The screenshot above, from the SynthMap Demo, shows a side-by-side view of an Open Street Map and an AI generated map of the same OSM data changed to look like a 19th Century era Ordnance Survey map. This Victorian cosplaying map (on the right) was developed by Zekun Li, of the University of Minnesota, who trained an AI to transform OpenStreetMap data into images that resemble the style of early British Ordnance Survey maps.
As you can see the results of this attempt to Generate synthetic historical maps from OSM map tiles is very impressive. But what is the point of an artificially aged digital map? I hear you ask! To which question there is a very good answer. These synthetically generated vintage maps are being created in order to teach AI models how to read historic maps.
You may remember that in August of last year the David Rumsey Map Collection unveiled a new Text on Maps feature which allows you to search one of the world's largest collections of digitized maps by text.

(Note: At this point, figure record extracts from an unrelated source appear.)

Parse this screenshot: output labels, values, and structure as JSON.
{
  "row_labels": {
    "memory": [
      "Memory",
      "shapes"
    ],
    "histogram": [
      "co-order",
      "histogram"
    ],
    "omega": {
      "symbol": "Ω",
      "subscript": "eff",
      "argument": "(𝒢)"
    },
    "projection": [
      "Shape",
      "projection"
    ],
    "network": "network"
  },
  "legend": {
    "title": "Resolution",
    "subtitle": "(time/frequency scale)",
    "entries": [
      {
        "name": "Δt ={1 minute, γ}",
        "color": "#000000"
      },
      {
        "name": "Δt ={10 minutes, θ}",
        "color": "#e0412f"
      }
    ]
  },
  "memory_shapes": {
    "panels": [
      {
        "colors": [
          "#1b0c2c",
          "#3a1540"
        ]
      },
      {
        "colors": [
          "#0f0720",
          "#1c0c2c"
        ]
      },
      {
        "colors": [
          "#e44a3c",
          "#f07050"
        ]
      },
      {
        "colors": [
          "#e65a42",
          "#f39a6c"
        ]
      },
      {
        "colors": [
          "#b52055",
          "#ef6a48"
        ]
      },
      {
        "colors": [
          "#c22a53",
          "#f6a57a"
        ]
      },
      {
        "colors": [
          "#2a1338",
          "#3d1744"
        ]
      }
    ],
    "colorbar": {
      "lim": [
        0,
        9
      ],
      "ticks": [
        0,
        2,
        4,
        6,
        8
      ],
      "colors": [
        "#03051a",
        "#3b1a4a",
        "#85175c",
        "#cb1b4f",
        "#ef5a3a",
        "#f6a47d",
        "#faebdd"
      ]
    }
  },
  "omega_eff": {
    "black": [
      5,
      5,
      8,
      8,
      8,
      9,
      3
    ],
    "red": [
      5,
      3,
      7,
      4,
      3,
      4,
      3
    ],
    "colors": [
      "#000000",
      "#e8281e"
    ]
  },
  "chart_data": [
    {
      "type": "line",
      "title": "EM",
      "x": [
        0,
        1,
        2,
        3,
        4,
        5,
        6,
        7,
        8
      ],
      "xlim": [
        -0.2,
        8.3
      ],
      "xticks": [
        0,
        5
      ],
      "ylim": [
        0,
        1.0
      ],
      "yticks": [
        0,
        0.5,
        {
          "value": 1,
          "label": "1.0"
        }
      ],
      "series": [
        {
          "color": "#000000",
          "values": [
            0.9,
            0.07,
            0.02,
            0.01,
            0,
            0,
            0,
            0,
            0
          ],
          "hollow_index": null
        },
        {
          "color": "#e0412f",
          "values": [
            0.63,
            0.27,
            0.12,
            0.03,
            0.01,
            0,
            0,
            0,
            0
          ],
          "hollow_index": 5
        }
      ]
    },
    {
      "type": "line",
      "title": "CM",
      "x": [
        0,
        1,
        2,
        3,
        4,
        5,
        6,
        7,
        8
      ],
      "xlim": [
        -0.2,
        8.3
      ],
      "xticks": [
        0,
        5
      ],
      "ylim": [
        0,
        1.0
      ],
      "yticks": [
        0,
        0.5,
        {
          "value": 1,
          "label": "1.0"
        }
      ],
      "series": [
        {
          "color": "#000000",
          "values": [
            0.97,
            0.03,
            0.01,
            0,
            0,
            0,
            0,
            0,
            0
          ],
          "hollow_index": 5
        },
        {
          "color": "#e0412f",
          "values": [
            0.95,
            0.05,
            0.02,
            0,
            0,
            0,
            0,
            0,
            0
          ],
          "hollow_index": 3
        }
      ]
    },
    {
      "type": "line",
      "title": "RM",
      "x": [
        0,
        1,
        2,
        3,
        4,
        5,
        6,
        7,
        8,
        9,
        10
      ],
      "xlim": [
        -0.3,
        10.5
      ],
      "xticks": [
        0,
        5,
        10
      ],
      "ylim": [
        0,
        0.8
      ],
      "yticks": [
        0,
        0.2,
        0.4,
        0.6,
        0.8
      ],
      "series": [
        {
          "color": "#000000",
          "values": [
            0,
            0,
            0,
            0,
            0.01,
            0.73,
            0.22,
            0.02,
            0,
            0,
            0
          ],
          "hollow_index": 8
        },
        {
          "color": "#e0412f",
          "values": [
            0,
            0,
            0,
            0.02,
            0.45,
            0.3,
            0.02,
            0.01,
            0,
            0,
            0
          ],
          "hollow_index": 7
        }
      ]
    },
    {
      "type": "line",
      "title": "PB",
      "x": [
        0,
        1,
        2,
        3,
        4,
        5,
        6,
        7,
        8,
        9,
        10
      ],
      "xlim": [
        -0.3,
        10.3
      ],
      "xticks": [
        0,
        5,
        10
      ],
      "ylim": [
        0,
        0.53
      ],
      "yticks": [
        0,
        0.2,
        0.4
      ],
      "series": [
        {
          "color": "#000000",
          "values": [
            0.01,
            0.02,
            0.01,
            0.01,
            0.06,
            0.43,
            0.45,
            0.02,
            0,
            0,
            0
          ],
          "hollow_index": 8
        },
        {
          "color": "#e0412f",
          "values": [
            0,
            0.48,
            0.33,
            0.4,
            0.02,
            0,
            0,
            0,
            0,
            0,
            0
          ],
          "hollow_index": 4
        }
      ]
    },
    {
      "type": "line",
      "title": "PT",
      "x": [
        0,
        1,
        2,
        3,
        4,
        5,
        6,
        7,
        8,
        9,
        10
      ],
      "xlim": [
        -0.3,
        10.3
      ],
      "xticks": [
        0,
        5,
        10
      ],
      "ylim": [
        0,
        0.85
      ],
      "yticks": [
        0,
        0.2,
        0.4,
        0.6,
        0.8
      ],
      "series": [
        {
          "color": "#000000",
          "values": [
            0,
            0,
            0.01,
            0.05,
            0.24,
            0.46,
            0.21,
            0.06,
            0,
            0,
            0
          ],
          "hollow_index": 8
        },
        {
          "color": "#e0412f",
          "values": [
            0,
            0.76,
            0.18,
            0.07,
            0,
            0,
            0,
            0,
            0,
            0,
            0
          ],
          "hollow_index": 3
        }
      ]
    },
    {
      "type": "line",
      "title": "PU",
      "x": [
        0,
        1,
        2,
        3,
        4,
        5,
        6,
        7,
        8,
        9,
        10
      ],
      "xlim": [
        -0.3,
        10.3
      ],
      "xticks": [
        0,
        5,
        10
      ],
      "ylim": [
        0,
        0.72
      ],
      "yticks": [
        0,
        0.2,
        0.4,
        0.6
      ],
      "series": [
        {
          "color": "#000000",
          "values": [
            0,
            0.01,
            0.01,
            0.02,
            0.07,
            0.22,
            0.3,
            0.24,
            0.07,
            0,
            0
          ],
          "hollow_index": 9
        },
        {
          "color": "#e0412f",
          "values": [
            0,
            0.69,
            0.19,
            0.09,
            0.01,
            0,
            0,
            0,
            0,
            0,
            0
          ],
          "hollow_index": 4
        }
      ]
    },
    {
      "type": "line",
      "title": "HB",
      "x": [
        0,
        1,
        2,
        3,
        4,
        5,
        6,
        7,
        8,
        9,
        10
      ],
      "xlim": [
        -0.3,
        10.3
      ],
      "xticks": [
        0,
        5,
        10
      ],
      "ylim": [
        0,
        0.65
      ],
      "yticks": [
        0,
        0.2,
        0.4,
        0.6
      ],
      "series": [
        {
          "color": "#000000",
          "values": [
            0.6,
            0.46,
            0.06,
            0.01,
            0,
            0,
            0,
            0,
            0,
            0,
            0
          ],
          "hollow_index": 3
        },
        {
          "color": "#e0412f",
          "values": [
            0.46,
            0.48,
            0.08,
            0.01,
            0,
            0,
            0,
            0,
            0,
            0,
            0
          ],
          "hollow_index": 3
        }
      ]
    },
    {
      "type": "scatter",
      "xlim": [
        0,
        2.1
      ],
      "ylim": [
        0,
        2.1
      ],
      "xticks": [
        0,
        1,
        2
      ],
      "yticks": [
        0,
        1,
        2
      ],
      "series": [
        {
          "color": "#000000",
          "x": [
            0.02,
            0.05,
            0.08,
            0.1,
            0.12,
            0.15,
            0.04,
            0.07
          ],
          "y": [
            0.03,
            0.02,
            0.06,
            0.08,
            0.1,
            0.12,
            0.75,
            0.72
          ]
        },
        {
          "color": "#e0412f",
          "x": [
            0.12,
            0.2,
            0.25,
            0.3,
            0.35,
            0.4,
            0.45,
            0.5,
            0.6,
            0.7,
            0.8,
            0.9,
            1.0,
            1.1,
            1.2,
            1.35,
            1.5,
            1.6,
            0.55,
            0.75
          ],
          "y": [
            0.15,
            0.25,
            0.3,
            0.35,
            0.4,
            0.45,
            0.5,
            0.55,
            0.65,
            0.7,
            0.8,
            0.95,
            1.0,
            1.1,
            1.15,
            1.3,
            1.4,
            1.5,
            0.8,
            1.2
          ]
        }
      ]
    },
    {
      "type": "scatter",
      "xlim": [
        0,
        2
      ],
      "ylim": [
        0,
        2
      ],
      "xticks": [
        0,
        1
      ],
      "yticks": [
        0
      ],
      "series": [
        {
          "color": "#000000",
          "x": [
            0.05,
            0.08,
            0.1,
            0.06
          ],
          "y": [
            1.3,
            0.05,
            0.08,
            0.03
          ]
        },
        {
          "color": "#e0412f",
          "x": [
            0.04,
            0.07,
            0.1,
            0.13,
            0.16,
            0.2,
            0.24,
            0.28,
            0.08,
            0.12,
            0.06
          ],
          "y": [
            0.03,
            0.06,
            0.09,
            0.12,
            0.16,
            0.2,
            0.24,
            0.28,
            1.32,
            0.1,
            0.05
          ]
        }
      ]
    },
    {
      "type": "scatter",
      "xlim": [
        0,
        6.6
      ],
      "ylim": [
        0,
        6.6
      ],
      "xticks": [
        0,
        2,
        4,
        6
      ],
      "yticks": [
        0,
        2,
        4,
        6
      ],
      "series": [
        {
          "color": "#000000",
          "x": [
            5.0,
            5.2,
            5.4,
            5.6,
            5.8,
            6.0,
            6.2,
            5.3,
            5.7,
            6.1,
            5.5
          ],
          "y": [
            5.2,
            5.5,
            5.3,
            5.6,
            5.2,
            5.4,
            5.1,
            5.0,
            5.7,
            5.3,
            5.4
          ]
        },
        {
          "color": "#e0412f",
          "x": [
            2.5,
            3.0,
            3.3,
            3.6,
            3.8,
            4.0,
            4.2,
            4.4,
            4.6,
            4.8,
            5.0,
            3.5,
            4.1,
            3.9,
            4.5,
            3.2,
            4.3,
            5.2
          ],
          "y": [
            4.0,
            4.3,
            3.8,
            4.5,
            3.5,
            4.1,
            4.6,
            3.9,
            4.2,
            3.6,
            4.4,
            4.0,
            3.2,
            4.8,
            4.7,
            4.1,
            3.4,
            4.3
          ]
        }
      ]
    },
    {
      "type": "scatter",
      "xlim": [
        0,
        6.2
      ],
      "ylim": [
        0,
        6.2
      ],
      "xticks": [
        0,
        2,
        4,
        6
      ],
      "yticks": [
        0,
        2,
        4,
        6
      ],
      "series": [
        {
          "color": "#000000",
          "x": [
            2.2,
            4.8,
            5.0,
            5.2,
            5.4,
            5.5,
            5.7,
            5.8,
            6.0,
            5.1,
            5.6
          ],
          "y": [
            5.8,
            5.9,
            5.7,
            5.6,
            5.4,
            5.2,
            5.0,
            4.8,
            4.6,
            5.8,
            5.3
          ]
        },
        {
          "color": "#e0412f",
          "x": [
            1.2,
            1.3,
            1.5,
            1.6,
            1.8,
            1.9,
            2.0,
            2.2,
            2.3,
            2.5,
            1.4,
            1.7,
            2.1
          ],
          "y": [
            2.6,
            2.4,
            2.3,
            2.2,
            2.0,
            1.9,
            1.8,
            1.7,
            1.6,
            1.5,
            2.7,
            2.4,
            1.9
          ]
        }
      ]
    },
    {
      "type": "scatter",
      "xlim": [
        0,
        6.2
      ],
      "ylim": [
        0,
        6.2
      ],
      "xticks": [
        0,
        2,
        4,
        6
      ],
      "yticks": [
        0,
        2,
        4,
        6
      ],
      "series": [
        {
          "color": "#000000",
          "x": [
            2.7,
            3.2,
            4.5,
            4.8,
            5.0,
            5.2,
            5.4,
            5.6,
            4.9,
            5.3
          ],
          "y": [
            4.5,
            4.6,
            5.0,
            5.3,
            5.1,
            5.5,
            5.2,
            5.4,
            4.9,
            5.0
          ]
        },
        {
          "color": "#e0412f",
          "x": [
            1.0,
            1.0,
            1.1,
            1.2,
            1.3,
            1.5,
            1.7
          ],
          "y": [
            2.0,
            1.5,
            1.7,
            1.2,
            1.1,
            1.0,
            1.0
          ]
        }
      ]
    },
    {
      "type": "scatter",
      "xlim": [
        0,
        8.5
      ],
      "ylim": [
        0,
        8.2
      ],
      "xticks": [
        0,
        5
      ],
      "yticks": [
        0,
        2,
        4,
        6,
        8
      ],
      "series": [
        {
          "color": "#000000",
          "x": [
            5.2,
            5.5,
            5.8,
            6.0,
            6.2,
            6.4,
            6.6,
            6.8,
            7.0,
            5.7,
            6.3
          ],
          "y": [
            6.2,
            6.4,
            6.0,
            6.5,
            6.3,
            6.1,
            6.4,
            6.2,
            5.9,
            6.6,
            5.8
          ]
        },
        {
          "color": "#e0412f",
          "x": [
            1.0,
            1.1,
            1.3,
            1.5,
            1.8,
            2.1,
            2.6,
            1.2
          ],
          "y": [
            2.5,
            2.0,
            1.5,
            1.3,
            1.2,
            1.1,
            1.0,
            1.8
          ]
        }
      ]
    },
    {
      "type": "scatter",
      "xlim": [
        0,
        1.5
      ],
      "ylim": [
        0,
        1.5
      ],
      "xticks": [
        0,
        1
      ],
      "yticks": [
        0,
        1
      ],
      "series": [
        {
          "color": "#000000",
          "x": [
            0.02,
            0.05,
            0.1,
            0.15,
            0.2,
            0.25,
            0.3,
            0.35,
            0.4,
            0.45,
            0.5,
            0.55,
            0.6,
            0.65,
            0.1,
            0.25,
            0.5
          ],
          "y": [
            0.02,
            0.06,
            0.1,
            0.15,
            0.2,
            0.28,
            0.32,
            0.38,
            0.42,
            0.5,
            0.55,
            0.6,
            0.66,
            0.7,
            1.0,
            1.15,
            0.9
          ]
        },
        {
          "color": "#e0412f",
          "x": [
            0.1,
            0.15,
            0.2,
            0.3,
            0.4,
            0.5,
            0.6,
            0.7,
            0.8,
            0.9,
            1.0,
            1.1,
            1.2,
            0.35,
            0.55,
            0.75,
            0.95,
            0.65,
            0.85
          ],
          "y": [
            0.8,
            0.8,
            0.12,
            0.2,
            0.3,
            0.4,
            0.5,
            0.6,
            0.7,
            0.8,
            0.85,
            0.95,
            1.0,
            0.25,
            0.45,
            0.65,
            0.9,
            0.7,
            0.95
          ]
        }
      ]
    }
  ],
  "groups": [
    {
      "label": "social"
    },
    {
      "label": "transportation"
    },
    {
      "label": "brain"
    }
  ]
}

Using this new Text on Maps feature you can now search for any word in order to see where it appears on any of the collection's 57,000+ vintage maps. For example here are the results for searching 57,000 vintage maps for gold mine.
The reason that we are now able to search the David Rumsey Map Collection for individual words on vintage maps is because of huge advances in AI text recognition. Zekun Li's generated synthetic maps make AI models tasked with reading map labels even better. These AI generated maps closely resemble historical maps in style but have accurate 21st-century label information. Which means that the AI text recognition models can actually be trained on maps which have visual challenges similar to those in the actual vintage maps, but also have text labels which we know are accurate.This 'clean' data can then be used to train AI text recognition models on how to see and read map labels on real vintage maps.